Juggling For My Love

Craig "The GratiDude" Jones
Notes From The GratiDude
3 min readFeb 14, 2019

I taught myself to juggle back in the late 90s, before YouTube. I used a book called Juggling for the Complete Klutz, as I recall. I’m not talking juggling worthy of Cirque du Soleil or even standing in a subway station with my hat turned over. I’m talking baby juggling, but juggling nonetheless. I remember the feeling of victory the first time I had three balls in the air and felt that shift required in hand-eye coordination. I’d just practice and practice with some soft balls that wouldn’t damage furniture or break windows, never with irregular shaped objects. I would juggle oranges at work, not confident enough for eggs, and it was cool to once in awhile to just be practicing and have someone I worked with look back and say “did I just see that?” You don’t see someone juggling every day, after all.

It was really fun to learn. So much fun, that I got it in my head I would demonstrate my new found prowess as a Valentine’s Day gift for my wife. No card, no flowers, nothing traditional that I remember. I just stood in the kitchen and said look what I did for you. I started to juggle whatever I was using at the time. So she watched me, and then said “In all honesty, I need more than that.” She wasn’t all that impressed with my Valentine’s offering. Afterwards, through the years, I did go back to roses, cards, cooking nice meals, the usual and predictable offerings. Like so many men, I was not on the same page as she about this.
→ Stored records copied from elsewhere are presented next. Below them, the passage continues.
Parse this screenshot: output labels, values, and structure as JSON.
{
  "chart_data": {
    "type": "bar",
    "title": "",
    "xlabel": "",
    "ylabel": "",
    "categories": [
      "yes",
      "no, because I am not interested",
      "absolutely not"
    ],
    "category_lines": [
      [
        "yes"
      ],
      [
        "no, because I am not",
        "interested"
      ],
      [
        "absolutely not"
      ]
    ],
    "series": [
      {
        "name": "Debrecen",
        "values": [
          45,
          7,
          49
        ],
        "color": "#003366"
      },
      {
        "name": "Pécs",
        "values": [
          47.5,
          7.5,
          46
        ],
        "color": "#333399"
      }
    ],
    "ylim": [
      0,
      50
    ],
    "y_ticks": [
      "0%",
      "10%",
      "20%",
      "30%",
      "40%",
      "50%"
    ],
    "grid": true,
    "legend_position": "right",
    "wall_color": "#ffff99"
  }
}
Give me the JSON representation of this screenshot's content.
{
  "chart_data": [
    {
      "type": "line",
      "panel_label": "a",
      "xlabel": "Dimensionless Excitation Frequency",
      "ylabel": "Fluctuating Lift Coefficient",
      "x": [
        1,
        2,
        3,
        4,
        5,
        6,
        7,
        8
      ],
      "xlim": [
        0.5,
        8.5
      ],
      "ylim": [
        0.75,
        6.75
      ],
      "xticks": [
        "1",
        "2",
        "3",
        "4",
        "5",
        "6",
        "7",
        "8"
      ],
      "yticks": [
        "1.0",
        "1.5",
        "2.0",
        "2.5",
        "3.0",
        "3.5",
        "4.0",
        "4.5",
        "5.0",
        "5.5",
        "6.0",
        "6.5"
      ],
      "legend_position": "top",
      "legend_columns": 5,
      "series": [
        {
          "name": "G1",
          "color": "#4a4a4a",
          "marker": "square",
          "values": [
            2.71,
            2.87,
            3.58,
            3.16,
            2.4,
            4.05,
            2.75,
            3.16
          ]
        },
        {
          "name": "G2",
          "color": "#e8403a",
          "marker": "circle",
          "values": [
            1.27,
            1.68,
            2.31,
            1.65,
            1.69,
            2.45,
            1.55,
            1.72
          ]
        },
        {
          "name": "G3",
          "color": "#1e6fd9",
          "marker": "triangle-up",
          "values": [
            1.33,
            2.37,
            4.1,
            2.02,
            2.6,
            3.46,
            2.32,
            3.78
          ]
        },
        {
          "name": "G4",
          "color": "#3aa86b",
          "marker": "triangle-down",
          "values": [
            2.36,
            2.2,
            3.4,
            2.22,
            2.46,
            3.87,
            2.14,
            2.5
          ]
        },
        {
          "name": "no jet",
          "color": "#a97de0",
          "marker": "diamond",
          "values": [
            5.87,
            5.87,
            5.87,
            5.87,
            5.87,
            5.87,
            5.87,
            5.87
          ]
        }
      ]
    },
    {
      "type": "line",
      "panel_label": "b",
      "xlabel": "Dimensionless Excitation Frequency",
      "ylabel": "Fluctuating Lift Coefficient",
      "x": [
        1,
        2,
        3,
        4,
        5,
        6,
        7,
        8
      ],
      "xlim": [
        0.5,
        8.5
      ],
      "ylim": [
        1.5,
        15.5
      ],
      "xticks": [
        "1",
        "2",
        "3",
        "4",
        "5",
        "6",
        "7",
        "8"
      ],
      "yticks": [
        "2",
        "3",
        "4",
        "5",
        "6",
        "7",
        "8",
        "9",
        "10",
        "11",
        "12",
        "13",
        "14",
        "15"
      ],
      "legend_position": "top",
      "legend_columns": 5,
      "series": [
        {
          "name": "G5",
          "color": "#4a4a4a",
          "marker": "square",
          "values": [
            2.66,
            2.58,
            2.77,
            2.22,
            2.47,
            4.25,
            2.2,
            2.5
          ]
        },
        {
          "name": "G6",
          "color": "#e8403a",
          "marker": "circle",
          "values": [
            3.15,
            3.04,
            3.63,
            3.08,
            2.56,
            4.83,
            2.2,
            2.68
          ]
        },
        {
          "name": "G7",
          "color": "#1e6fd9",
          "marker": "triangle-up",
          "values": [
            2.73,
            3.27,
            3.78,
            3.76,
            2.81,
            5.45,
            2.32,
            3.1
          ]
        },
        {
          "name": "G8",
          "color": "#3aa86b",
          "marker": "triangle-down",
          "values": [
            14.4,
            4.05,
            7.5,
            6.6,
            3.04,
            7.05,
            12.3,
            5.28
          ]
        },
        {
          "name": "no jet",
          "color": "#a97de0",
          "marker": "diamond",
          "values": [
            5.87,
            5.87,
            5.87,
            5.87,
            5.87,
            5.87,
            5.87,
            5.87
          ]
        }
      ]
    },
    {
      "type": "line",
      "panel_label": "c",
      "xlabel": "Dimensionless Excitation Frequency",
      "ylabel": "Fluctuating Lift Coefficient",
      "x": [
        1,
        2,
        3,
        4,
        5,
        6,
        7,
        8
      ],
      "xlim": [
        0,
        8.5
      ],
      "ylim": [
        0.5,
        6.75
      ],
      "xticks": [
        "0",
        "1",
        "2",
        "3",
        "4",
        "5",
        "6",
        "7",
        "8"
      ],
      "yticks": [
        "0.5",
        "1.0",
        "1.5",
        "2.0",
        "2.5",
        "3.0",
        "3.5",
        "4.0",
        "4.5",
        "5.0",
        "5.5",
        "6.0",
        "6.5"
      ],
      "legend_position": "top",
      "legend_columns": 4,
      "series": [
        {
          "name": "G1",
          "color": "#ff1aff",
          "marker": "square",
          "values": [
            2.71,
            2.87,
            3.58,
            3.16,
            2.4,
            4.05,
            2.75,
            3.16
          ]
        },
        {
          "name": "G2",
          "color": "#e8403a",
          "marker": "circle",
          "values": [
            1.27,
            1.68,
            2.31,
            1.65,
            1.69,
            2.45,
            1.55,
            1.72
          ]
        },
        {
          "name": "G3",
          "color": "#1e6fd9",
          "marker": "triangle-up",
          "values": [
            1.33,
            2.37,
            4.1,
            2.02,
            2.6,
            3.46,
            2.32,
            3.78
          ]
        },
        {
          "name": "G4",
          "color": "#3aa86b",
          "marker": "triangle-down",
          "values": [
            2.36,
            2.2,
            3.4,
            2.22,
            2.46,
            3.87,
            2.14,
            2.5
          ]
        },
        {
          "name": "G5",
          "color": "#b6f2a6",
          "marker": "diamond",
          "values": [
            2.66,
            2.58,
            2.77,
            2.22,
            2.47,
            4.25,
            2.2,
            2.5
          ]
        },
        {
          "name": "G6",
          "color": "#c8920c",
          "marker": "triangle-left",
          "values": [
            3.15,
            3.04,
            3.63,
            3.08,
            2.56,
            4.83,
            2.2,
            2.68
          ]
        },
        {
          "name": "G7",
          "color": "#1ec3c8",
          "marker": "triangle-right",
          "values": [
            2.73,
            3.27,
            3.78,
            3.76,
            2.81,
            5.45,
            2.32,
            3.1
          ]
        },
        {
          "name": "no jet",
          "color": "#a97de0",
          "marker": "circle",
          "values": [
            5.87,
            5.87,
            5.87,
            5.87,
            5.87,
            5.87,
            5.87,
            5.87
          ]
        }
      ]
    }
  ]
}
Fast forward a few decades, a few decades of learning and marriage, to the present. My wife, a relationship coach, has now effectively eliminated the stress of Valentine’s Day from me. She encourages women to take Valentine’s Day away from their men, along with all the accompanying expectations of how it should look.

Her notion is this: Valentine’s Day misery is all due to Hallmark, followed closely by FTD & Kay Jewelers. She saw a print ad one time that showed a woman with a boxing glove on and a man sporting a black eye, because he didn’t get the right gift. It was a Kay Jewelers ad. The majority of men would love nothing more than to have the “holiday” disappear forever and not because men aren’t generous and don’t want to make their women happy. “They love to be generous,” she notes, “and make us happy. On their terms, not Hallmark’s. To have this on-demand stuff, just to stay out of trouble, is not as inspiring for men.”

All of that is well and good, along with the usual spectrum of ideas about what kind of holiday Valentine’s really is and how Valentine’s Day ought to be every day in a relationship, that sort of stuff. However, since this is a blog about gratitude, how does this story relate?

Well, I’m grateful for a wife who could be this insightful and such an advocate for men and for the arc through which we’ve journeyed over these many years of marriage. It’s also a great memory, a funny one, truth be told, and it’s fun to remember when I learned to juggle. I genuinely feel gratitude for those little stories that add richness to life.

But perhaps the deeper message here is that I decided to make today’s post about this for the same reason I’ve made every other post. I get up and I look around and, whatever I see, I write about it and ask myself some version of the question–“What in this is there to be grateful for?” Same formula, same question.

I got in touch with one of my deepest desires for this work twice per week. I hope some reader stops and looks around and, whatever they see, however homely it is, however domestic, however commonplace, they just stop for a minute and ask what there is to be grateful for. I saw scribbled on a wall “Your story begins at home.” I think gratitude does as well.